GBBF promotes early childhood literacy in Tennessee by sustaining the statewide Imagination Library program and initiatives such as Tennessee State Park Storybook Trails and Summer Mobile Literacy Units In 2014, GBBF began to partner with birthing hospitals to enroll newborns into the Imagination Library. While Cracker Barrel has long focused its philanthropic giving and support on military families, this is the first military children-focused Imagination Library enrollment partnership for GBBF and Cracker Barrel, and the first partnership of this kind at a military hospital in the country.
In celebration of this partnership, GBBF Vice President Dean Hoskins, Cracker Barrel Old Store Foundation President Terry Deas and retired Brig. Gen. Scott Brower offered remarks and honored families at the hospital who have enrolled their newborn in the program.
“From the birthing hospital initiative we’ve enrolled 33,002 children,” said Dean Hoskins, vice president of Governor’s Books from Birth Foundation. “We wanted to catch children at birth and wanted parents to understand how important those first three years are, specifically with brain development around vocabulary, and to begin reading to that child from birth. It really is important for a child to hear words.”

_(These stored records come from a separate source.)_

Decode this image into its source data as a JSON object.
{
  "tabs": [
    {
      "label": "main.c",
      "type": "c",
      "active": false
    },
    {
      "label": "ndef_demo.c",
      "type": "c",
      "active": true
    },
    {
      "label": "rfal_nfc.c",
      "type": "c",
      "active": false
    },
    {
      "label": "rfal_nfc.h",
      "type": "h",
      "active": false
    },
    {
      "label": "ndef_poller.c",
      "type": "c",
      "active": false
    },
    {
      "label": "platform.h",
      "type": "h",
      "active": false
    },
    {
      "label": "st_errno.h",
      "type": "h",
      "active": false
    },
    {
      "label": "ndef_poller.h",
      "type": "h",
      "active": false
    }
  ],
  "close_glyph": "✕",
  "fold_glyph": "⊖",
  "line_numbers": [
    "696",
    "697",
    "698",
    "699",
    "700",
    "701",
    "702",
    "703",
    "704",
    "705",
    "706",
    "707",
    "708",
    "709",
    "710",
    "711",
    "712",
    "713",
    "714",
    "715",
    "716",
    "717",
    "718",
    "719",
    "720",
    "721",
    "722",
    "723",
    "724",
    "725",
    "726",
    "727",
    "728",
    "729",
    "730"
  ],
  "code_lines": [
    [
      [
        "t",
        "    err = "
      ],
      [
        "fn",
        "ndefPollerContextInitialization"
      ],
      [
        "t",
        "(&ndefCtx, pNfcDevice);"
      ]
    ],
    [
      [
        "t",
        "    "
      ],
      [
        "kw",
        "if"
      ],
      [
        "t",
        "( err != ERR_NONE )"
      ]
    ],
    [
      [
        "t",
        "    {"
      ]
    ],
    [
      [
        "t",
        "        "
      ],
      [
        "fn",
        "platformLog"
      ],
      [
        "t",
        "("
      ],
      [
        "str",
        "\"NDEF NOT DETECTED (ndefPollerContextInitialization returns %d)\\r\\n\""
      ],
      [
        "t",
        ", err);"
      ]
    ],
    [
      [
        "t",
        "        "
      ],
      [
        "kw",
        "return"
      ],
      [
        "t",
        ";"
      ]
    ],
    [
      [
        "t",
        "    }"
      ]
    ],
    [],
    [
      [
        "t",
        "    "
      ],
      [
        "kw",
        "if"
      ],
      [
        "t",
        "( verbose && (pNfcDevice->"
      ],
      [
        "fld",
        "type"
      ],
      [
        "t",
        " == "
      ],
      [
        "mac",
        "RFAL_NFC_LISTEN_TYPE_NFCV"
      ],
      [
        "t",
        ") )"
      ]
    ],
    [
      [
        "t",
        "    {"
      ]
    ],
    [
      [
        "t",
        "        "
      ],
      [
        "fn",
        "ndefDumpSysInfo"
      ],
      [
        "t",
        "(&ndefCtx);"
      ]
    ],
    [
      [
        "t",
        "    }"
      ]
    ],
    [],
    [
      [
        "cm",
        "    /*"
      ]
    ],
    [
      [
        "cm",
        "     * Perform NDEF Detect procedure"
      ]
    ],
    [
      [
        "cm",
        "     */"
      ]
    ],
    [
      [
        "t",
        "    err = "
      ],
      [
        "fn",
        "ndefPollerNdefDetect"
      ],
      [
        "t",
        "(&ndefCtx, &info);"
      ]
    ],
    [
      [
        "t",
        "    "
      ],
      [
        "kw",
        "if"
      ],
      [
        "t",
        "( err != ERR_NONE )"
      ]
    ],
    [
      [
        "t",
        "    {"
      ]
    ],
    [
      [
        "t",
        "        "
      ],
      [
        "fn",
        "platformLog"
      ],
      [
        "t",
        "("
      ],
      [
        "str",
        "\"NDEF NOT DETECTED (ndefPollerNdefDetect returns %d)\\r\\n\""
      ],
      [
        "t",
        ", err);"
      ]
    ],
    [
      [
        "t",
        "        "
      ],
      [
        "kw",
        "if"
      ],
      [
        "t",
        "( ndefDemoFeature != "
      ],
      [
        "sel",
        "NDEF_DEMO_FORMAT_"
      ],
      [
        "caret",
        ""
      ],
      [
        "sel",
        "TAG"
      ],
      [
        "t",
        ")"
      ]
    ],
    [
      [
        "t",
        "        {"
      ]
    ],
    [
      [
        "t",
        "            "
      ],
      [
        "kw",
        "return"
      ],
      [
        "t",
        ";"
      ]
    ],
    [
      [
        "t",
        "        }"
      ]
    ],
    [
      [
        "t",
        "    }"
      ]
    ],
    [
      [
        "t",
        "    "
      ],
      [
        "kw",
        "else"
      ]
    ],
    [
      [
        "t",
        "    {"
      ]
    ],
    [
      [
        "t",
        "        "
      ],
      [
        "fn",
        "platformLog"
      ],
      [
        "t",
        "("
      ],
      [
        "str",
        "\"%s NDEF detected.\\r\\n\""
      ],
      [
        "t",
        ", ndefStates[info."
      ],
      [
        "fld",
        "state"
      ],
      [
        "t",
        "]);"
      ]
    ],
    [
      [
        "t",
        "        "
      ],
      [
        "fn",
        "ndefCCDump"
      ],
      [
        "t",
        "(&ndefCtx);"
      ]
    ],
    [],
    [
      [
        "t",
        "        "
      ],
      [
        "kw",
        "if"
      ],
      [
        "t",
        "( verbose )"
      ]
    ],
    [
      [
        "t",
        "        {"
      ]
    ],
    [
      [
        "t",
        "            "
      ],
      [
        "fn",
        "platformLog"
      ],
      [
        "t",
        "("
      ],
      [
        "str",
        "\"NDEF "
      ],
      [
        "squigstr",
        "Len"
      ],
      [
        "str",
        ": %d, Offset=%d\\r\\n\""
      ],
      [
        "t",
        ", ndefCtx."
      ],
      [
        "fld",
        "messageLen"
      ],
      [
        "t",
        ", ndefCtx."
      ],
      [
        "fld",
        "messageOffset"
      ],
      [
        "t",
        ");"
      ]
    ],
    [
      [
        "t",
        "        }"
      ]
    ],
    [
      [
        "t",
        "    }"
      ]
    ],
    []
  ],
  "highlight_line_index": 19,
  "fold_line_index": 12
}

“Starting in infancy, talking, singing, and reading books out loud together helps develop language and phonics skills, sparks curiosity and imagination, and helps develop strong bonds between parents and children,” said Maj. Suzanne M. Wical, a pediatrician and chief of pediatrics for BACH. “Research shows that parents who read to their children help promote not only language skills but also increase academic performance and social development. This time together should be special and individual to you and your child.”
No matter where the books come from, Wical recommends parents read together every day with their young children, even if it is only for a few minutes.
“Make the time fun, let your child choose the book, and engage them in the story and illustrations. Point to and identify objects, colors, and shapes, and follow your child’s lead. You’ll be amazed at the results,” said Wical.